On 10/12/15 16:26, Tom Herbert wrote:
> It sounds like potentially interesting work. You'll probably want my patches 
> that provider helper functions that allow a driver to verify that it can 
> offload a checksum. We'll have to update those also to allow two checksums. 
I have just realised something startling.  Assuming the inner protocol uses the 
ones complement checksum in the way IP, UDP and TCP do, the outer checksum can 
be computed *without looking at the payload*.  Why?  Because the ones 
complement sum of (say) a correctly checksummed UDP datagram is simply the 
complement of the ones complement sum of the pseudo header.  Similarly, the 
ones complement sum of a correctly checksummed IP header is zero.

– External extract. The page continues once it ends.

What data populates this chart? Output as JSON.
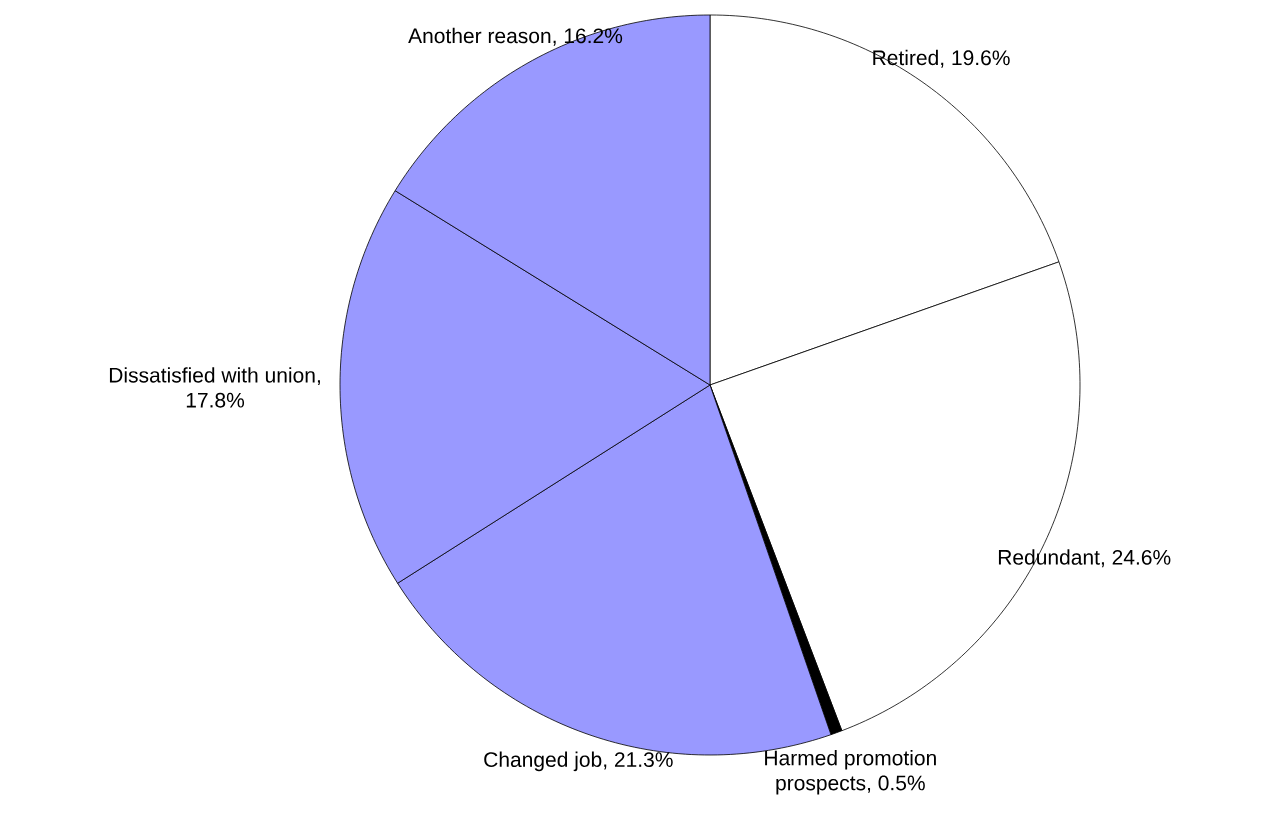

Therefore, the outer checksum depends _only_ on the inner and outer pseudo 
headers and the encapsulation headers.  For example, with UDP encapsulated in 
VXLAN, we have the following packet structure:
ETH IP UDP VXLAN inner-ETH inner-IP inner-UDP PAYLOAD
and the outer checksum equals
~([outer_pseudo] + [UDP] + [VXLAN] + [inner-ETH] + ~[inner_pseudo])
where [] denotes summation, and all addition is ones complement.
This can easily be computed in software, especially as the stack already has 
~[inner_pseudo]: it's stored in the inner checksum field to help inner checksum 
offload.

Have I made a mistake in my ones-complement maths, or is outer checksum offload 
as unnecessary as IP header checksum offload?